Hope this helps some.
I've never used Cerrosafe. Sulfur is a yellow mineral very common in any home improvement store, garden supply or drug store. It's about 10% of the price of Cerrosafe. "Flowers" of sulfur just means it's more pure.
Clean the chamber very well and then swab with a very light coat of light oil. WD40 works fine for this. Stick a patch about half inch ahead of the throat. Now melt some flowers of sulfur over low heat ( you DONT want it to catch fire...it STINKS!).
Heat the barrel in the chamber area with a propane torch (Yes, the action better be out of the stock)
until its just too hot to hold on to. Now carefully pour the melted sulfur into the chamber all the way to the top. you'll see a funnel appear in the center. that's normal. Wait about five minutes and gently knock the cast out and be sure to catch it. The dimensions will be about .0001 smaller than actual...that's plenty close enough. WRITE DOWN THE MEASURMENTS!!!!! You'll need it later and the cast will change and become smaller with age. Use the measurements you get when its fresh.
You can do the same with your dies if you want to get really curious.
A loaded round MUST measure at LEAST .002 SMALLER than the neck of the chamber. A fired round should not be more than .005 bigger than a loaded round. A RESIZED case should be no more than .002 smaller than a loaded round. You VERY seldom find commercial chambers, and dies and neck thickness' that come close to this.
Jack Belk
I would ad to Steve's directions, that I place a light coat of oil in the barrel & chamber before pouring. And I use a borescope to set the cleaning patches only 3/4 to 1" into the rifling.
I have cast ALL my match chambers. But I usually do it when the barrel is off the rifle. It's a lot easier that way.

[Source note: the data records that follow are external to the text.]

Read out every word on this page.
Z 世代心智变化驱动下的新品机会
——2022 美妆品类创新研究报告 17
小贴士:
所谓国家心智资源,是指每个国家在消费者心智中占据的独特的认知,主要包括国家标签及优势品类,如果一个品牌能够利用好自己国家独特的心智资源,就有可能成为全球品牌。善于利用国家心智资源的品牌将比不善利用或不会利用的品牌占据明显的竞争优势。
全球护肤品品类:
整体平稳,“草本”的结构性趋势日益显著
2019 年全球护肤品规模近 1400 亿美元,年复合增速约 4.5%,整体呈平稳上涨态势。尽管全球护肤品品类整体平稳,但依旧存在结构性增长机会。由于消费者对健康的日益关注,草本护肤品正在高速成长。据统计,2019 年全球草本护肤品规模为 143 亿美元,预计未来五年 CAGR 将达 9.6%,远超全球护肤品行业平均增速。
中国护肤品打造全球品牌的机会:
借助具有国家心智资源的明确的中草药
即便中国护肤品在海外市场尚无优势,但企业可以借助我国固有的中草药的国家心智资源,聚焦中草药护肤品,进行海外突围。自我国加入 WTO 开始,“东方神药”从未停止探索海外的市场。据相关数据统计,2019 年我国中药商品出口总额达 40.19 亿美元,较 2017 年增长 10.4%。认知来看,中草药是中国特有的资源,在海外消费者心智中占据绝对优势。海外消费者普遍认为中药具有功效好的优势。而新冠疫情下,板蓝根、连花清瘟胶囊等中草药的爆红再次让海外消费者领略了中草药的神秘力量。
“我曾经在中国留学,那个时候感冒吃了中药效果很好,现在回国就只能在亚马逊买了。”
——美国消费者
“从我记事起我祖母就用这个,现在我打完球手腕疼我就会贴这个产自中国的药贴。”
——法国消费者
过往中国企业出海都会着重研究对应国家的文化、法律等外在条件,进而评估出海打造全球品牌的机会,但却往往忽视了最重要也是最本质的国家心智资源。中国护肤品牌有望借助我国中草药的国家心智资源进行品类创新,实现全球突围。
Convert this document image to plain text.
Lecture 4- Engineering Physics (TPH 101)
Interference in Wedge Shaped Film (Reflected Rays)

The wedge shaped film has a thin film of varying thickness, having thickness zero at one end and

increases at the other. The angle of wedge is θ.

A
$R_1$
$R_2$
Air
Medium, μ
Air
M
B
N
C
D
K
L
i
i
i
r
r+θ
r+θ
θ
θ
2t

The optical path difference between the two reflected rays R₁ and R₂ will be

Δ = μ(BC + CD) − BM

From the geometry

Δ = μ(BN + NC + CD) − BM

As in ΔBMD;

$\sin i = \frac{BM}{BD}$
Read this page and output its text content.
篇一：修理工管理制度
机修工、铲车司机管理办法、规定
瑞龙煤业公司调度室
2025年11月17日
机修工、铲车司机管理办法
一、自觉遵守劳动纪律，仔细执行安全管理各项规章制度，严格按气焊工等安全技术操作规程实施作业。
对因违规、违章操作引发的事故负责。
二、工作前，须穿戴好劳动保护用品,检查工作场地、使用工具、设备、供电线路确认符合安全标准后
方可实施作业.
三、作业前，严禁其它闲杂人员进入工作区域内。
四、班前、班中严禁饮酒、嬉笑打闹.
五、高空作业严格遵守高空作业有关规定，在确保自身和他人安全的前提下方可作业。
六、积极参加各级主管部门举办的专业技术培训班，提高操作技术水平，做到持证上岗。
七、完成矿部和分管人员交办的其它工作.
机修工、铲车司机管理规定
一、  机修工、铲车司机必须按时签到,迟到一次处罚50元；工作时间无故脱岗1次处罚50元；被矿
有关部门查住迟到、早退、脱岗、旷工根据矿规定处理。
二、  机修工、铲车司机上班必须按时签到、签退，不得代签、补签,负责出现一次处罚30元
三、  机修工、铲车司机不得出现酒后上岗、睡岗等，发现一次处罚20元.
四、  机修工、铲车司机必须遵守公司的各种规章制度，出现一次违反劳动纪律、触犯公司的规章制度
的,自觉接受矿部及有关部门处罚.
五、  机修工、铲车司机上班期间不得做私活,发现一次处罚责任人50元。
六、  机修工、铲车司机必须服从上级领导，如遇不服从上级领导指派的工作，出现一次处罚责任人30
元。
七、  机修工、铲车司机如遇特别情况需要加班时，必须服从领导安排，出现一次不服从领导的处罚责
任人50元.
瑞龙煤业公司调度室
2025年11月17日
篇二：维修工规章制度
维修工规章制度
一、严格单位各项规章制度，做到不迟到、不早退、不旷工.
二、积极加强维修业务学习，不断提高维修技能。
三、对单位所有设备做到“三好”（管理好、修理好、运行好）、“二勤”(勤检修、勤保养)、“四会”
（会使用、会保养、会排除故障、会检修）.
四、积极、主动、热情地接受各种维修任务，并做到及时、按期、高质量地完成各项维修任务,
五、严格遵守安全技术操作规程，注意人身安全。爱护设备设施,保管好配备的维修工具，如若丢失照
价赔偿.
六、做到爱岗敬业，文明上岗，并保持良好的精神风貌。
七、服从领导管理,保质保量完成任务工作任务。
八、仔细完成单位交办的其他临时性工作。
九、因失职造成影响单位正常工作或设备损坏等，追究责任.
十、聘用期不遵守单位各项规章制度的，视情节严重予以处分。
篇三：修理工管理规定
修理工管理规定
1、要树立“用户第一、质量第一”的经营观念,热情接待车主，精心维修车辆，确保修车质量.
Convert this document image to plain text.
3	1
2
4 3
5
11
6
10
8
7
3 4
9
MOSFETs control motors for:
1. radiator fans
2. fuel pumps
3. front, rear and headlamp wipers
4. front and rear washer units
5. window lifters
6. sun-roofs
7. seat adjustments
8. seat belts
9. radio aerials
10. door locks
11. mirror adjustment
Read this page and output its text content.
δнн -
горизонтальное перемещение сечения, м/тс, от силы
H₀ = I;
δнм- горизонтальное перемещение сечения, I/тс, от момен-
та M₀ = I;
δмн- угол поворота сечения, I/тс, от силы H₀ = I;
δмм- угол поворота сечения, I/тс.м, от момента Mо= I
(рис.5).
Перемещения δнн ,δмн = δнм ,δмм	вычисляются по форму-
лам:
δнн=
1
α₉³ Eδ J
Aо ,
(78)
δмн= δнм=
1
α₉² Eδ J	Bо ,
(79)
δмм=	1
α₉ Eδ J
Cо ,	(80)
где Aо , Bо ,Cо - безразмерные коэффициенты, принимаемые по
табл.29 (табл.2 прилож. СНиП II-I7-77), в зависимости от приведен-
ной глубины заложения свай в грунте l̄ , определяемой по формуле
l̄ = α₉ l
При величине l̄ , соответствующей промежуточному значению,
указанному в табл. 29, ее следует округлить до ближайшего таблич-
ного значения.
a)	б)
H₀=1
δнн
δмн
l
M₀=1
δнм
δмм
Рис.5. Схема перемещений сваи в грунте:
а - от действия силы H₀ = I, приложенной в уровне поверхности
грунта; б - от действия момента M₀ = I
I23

Be sure to clean the bolt raceways and lug engagement areas before use. I have had a little piece cause me BIG headaches. It didn't hurt anything. I just couldn't figure out whay it was so tight to cam over.
Be careful,
Victor
I push two (one at a time) cleaning patches into the barrel so they end up two inches ahead of the throat, to form a dam. I have ground a dewey style jag flat (blunt), so the patch will stay ahead of the jag, and I can remove the rod and jag without pulling out the patch.
I then clamp the rifle muzzle down in a padded vise. You can pour from the rear of the action (bolt removed) or you can pour through the ejection port of the action.
I then make a small funnel from a piece of aluminum foil. I form the narrow part of the funnel around a pencil, and remove the pencil when finished. I make the funnel so that the large end will rest on the action, and the bottom of the funnel to just go inside the chamber. This allows me to pour the liquid cerrosafe into the aluminum funnel and have it trickle into the chamber. When I can see the cerrosafe filling to within 3/8" of the top of the chamber, I quit pouring the cerrosafe, and let it cool according to the package directions.
IF YOU POUR TOO MUCH, AND IT GOES WHERE IT SHOULD NOT, DON'T WORRY. YOU CAN EASILY REHEAT THE CERROSAFE WITH A BUTANE TOURCH AND JUST POUR IT OUT, AND START AGAIN. THE CERROSAFE WILL NOT ADHERE TO ANY METAL!
I then carefully inset the dewey rod (with the blunt jag) into the muzzle end of the barrel, and give it several good "rapps" with the heal of my hand. Each "rapp" will move the casting rearward a little bit, and you can feel how much it moves depending on how hard you "rapp" the cleaning rod. Push the casting up into the action until you can easily grasp it with your fingers.
Measure according to the directions "cooling period" of the cerrosafe. Have fun!